After gathering 4.5k+ images and 30k+ annotations, I ran training on yolo11n for 200 epochs or so. Tried yolo11s and yolo11m too, but the gain in accuracy is not impressive on my dataset, and the inference time is shorter on yolo11n so I stuck with it.

All this runs on my Mac using MPS (Metal Performance Shaders on Mac with ARM chip) instead of CUDA or CPU, so I can’t really help on that side, sorry :confused:

Check here, the inference can be done leveraging GPU with using and defining the device argument :

Thank you for sharing your workflow. I understand the process you’ve outlined, and I apologize for not having experience with CUDA. However, I will continue on my own to explore whether it’s feasible to implement it.
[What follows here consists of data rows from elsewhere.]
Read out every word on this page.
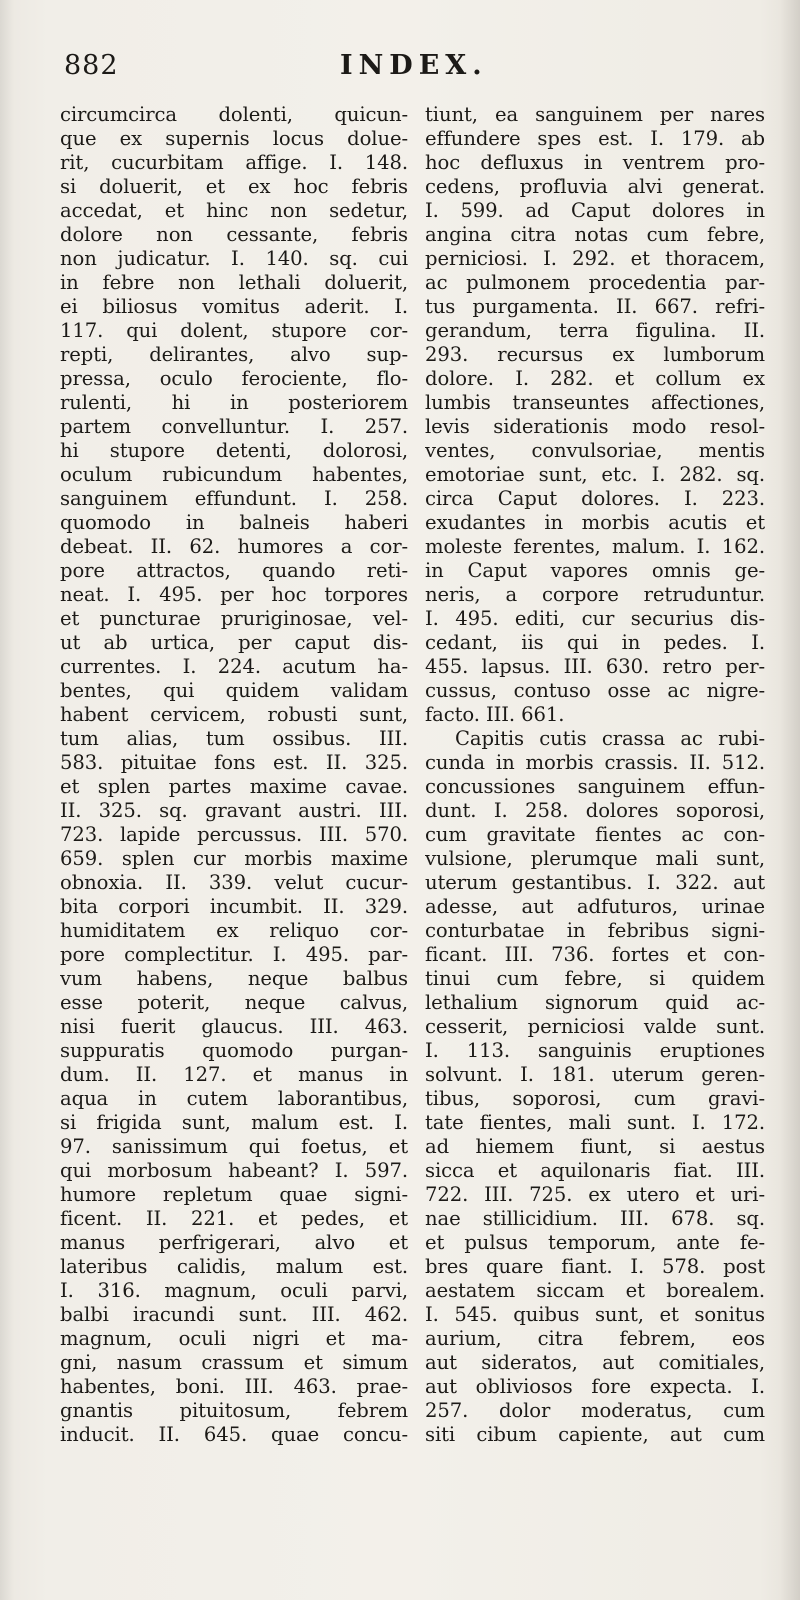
882	INDEX.
circumcirca dolenti, quicun-
que ex supernis locus dolue-
rit, cucurbitam affige. I. 148.
si doluerit, et ex hoc febris
accedat, et hinc non sedetur,
dolore non cessante, febris
non judicatur. I. 140. sq. cui
in febre non lethali doluerit,
ei biliosus vomitus aderit. I.
117. qui dolent, stupore cor-
repti, delirantes, alvo sup-
pressa, oculo ferociente, flo-
rulenti, hi in posteriorem
partem convelluntur. I. 257.
hi stupore detenti, dolorosi,
oculum rubicundum habentes,
sanguinem effundunt. I. 258.
quomodo in balneis haberi
debeat. II. 62. humores a cor-
pore attractos, quando reti-
neat. I. 495. per hoc torpores
et puncturae pruriginosae, vel-
ut ab urtica, per caput dis-
currentes. I. 224. acutum ha-
bentes, qui quidem validam
habent cervicem, robusti sunt,
tum alias, tum ossibus. III.
583. pituitae fons est. II. 325.
et splen partes maxime cavae.
II. 325. sq. gravant austri. III.
723. lapide percussus. III. 570.
659. splen cur morbis maxime
obnoxia. II. 339. velut cucur-
bita corpori incumbit. II. 329.
humiditatem ex reliquo cor-
pore complectitur. I. 495. par-
vum habens, neque balbus
esse poterit, neque calvus,
nisi fuerit glaucus. III. 463.
suppuratis quomodo purgan-
dum. II. 127. et manus in
aqua in cutem laborantibus,
si frigida sunt, malum est. I.
97. sanissimum qui foetus, et
qui morbosum habeant? I. 597.
humore repletum quae signi-
ficent. II. 221. et pedes, et
manus perfrigerari, alvo et
lateribus calidis, malum est.
I. 316. magnum, oculi parvi,
balbi iracundi sunt. III. 462.
magnum, oculi nigri et ma-
gni, nasum crassum et simum
habentes, boni. III. 463. prae-
gnantis pituitosum, febrem
inducit. II. 645. quae concu-
tiunt, ea sanguinem per nares
effundere spes est. I. 179. ab
hoc defluxus in ventrem pro-
cedens, profluvia alvi generat.
I. 599. ad Caput dolores in
angina citra notas cum febre,
perniciosi. I. 292. et thoracem,
ac pulmonem procedentia par-
tus purgamenta. II. 667. refri-
gerandum, terra figulina. II.
293. recursus ex lumborum
dolore. I. 282. et collum ex
lumbis transeuntes affectiones,
levis siderationis modo resol-
ventes, convulsoriae, mentis
emotoriae sunt, etc. I. 282. sq.
circa Caput dolores. I. 223.
exudantes in morbis acutis et
moleste ferentes, malum. I. 162.
in Caput vapores omnis ge-
neris, a corpore retruduntur.
I. 495. editi, cur securius dis-
cedant, iis qui in pedes. I.
455. lapsus. III. 630. retro per-
cussus, contuso osse ac nigre-
facto. III. 661.
Capitis cutis crassa ac rubi-
cunda in morbis crassis. II. 512.
concussiones sanguinem effun-
dunt. I. 258. dolores soporosi,
cum gravitate fientes ac con-
vulsione, plerumque mali sunt,
uterum gestantibus. I. 322. aut
adesse, aut adfuturos, urinae
conturbatae in febribus signi-
ficant. III. 736. fortes et con-
tinui cum febre, si quidem
lethalium signorum quid ac-
cesserit, perniciosi valde sunt.
I. 113. sanguinis eruptiones
solvunt. I. 181. uterum geren-
tibus, soporosi, cum gravi-
tate fientes, mali sunt. I. 172.
ad hiemem fiunt, si aestus
sicca et aquilonaris fiat. III.
722. III. 725. ex utero et uri-
nae stillicidium. III. 678. sq.
et pulsus temporum, ante fe-
bres quare fiant. I. 578. post
aestatem siccam et borealem.
I. 545. quibus sunt, et sonitus
aurium, citra febrem, eos
aut sideratos, aut comitiales,
aut obliviosos fore expecta. I.
257. dolor moderatus, cum
siti cibum capiente, aut cum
Regarding the dataset I mentioned earlier (nsfw-identification-yolo10m-1024), I’m able to detect the trained objects as expected. The next step is to retrain the model specifically to identify hands and nails, in order to generate funscripts for handjob videos.

Since I’m new to this technology (I’ve only been using it for a few hours), would you be willing to explain how to perform model training and how to generate new models? Or if you have any resources or references where I can deepen my understanding, I would really appreciate it!

Thanks again for your input, and I’ll keep you updated on my progress!

Sure, I can share my very basic understanding of those concepts, but the extensive Ultralytics website along with deepseek / chatgpt got me to understand the very little I know.

Anyway, to retrain the model you are using while keeping the existing classes and adding new classes for nails and hands, my understanding is you might want to reuse the initial dataset augmented of nails and hands images / boxes in existing dataset and retrain it based on this so as to not lose the ability to identify the initial classes with high confidence.

Thanks for your work, will you eventually release a version? Maybe it would be faster if more people were involved?